In the weeks that followed Nick’s first Sunday as a stake missionary, our efforts intensified and our teaching opportunities multiplied. Nick and I were able to get into a lot of homes that had been closed to me and my previous companion. Within six months, nine people had been baptized. When Nick spoke of the gospel with his people, they listened and understood and their hearts were touched. They sensed and responded to his Christlike love and acceptance.

Not long after we began working together, Nick found a beautiful, secluded spot in the sandstone canyons near his home. In a box canyon virtually untouched by human influence, we knelt in supplication each Sunday as we began our missionary efforts. Here we expressed our gratitude for the opportunity to work among the Navajo people in the Mexican Hat-Monument Valley area. We implored the Lord’s aid that our meager, though determined, efforts would make a difference for the better.

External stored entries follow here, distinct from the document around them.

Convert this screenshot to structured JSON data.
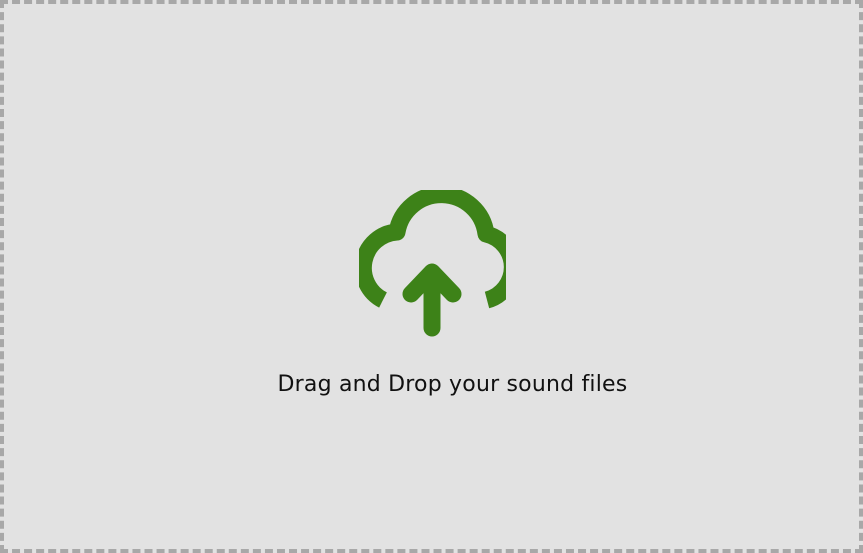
{
  "dropzone": {
    "label": "Drag and Drop your sound files",
    "icon": "cloud-upload-icon"
  },
  "colors": {
    "background": "#e2e2e2",
    "border": "#a8a8a8",
    "icon": "#3d8218",
    "text": "#111111"
  }
}
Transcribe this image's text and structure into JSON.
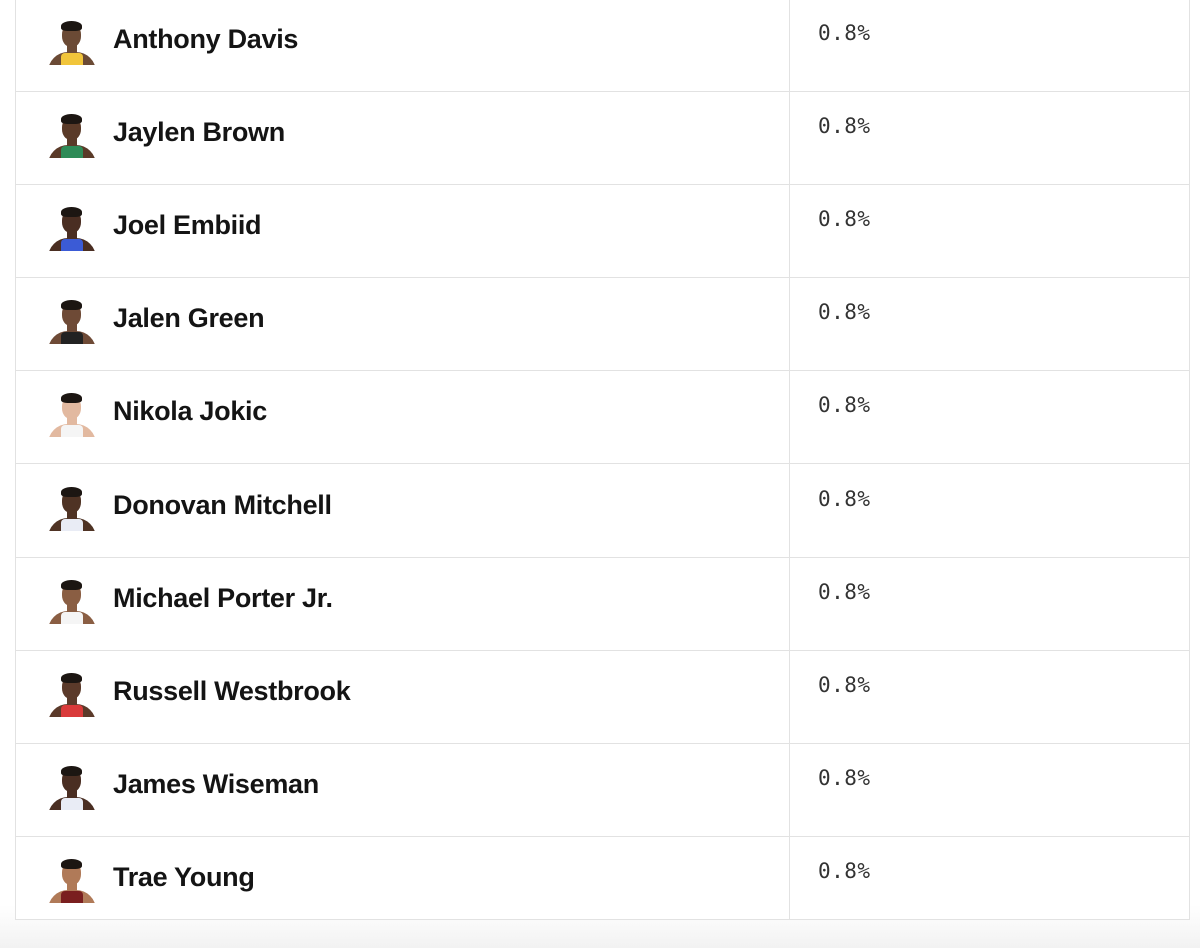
{
  "rows": [
    {
      "name": "Anthony Davis",
      "value": "0.8%",
      "skin": "#6b4a35",
      "jersey": "#f1c53b"
    },
    {
      "name": "Jaylen Brown",
      "value": "0.8%",
      "skin": "#5a3a28",
      "jersey": "#2e8b57"
    },
    {
      "name": "Joel Embiid",
      "value": "0.8%",
      "skin": "#4a2e22",
      "jersey": "#3b5bd6"
    },
    {
      "name": "Jalen Green",
      "value": "0.8%",
      "skin": "#6e4a36",
      "jersey": "#222222"
    },
    {
      "name": "Nikola Jokic",
      "value": "0.8%",
      "skin": "#e2b9a0",
      "jersey": "#f5f5f5"
    },
    {
      "name": "Donovan Mitchell",
      "value": "0.8%",
      "skin": "#4f3324",
      "jersey": "#e9ecf5"
    },
    {
      "name": "Michael Porter Jr.",
      "value": "0.8%",
      "skin": "#8a5e43",
      "jersey": "#f5f5f5"
    },
    {
      "name": "Russell Westbrook",
      "value": "0.8%",
      "skin": "#5b3a2a",
      "jersey": "#d93a3a"
    },
    {
      "name": "James Wiseman",
      "value": "0.8%",
      "skin": "#4a2e22",
      "jersey": "#e9ecf5"
    },
    {
      "name": "Trae Young",
      "value": "0.8%",
      "skin": "#b07a58",
      "jersey": "#7a1f1f"
    }
  ]
}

There have been times Nick has wept for the plight of his people. Once as he was relating to me some of the problems and temptations necessary for the Lamanites to overcome, he cut his comment short, looked at me, and said, “You should be an Indian.”

I felt I could have received no finer compliment or expression of confidence. Or so I thought until the following week when Nick, speaking in Sunday School, said, “I love and appreciate my companion. I feel that he is truly my brother—a blood brother.”

Can there be a greater work on the face of the earth, when souls engaged in the cause of building the Lord’s kingdom are so beautifully intertwined?

  • Steven B. Watrous, father of five, serves as executive secretary in the Monroe Utah Stake.